While a direct-to-consumer genetic test can estimate your risk, it cannot tell you for certain whether you will or will not develop certain forms of cancer. Many other factors, including gender, age, diet and exercise, ethnic background, a history of previous cancer, hormonal and reproductive factors, and family history also contribute to a person’s overall cancer risk.

The U.S. Food and Drug Administration (FDA) has allowed at least one direct-to-consumer genetic testing company, 23andMe, to offer a test for cancer risk. The test looks for three specific variations in two genes: BRCA1 and BRCA2. These variations are associated with an increased risk of breast cancer, ovarian cancer, and potentially other forms of cancer in people of Ashkenazi (eastern European) Jewish ancestry.

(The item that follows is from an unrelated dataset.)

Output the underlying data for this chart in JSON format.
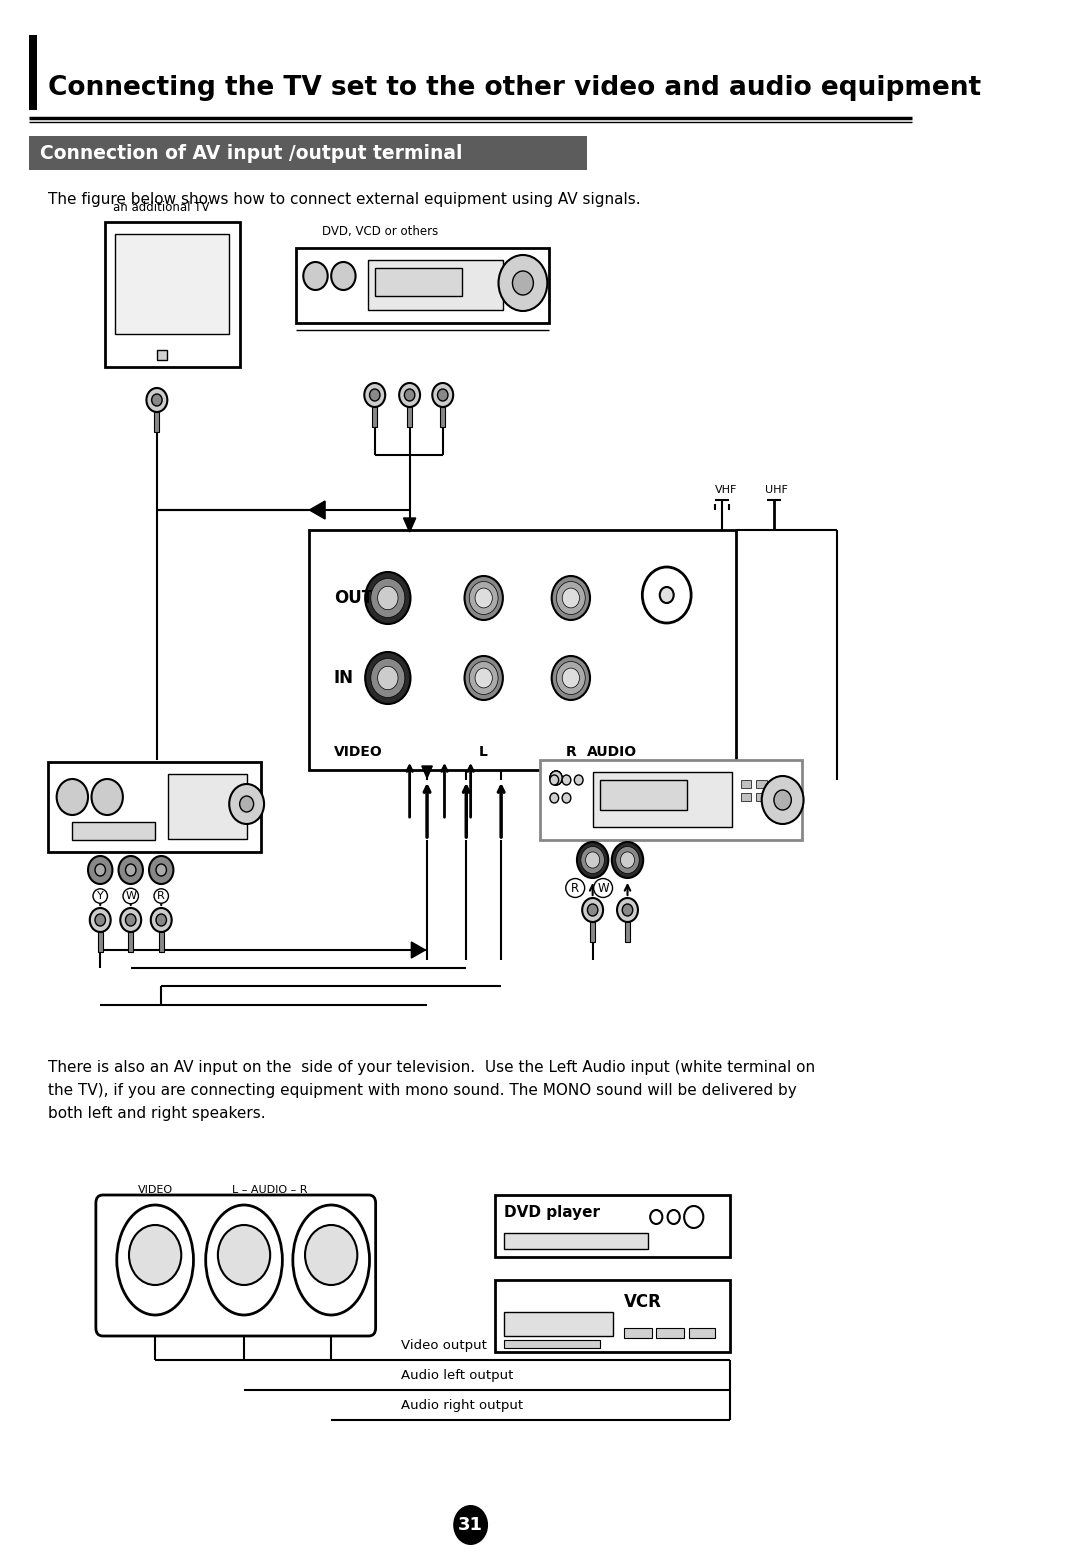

Researchers estimate that 5 to 10 percent of all cancers run in families. Some of these cancers are associated with inherited mutations in particular genes, such as BRCA1 or BRCA2. More than 1,000 variations in each of these genes have been associated with an increased risk of cancer. However, the FDA-approved direct-to-consumer genetic test analyzes only three of these variations. The variations included in the test are much more common in people of Ashkenazi Jewish background than in people of other ethnicities, so if you are not of Ashkenazi Jewish heritage, the results may not be useful to you.

Because the variants included in the test are uncommon, most people will have a negative result. A negative result does not mean that you will never get cancer. Similarly, a positive result (one that indicates a cancer-related genetic variation) does not mean that you will definitely develop cancer.

Direct-to-consumer genetic testing for cancer risk can be stressful and anxiety-producing. Health professional organizations and patient advocacy groups strongly recommend that people considering genetic testing for BRCA1 and BRCA2 variations, including those included in direct-to-consumer genetic tests, talk with a genetic counselor about the reasons they want to undergo testing and what the results could mean for their health.